Distribution regression is the regression case where the input objects are distributions. Many machine learning problems can be analyzed in this framework, such as multi-instance learning and learning from noisy data. This paper attempts to build a conformal predictive system (CPS) for distribution regression, where the prediction of the system for a test input is a cumulative distribution function (CDF) of the corresponding test label. The CDF output by a CPS provides useful information about the test label, as it can estimate the probability of any event related to the label and be transformed to prediction interval and prediction point with the help of the corresponding quantiles. Furthermore, a CPS has the property of validity as the prediction CDFs and the prediction intervals are statistically compatible with the realizations.
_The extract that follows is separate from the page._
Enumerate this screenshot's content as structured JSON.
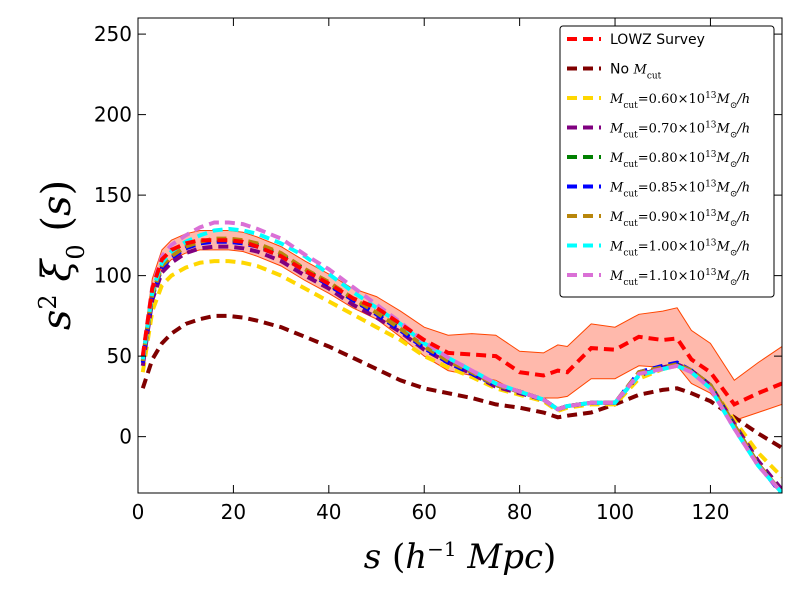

This property is desired for many risk-sensitive applications, such as weather forecast. To the best of our knowledge, this is the first work to extend the learning framework of CPS to distribution regression problems. We first embed the input distributions to a reproducing kernel Hilbert space using kernel mean embedding approximated by random Fourier features, and then build a fast CPS on the top of the embeddings. While inheriting the property of validity from the learning framework of CPS, our algorithm is simple, easy to implement and fast. The proposed approach is tested on synthetic data sets and can be used to tackle the problem of statistical postprocessing of ensemble forecasts, which demonstrates the effectiveness of our algorithm for distribution regression problems.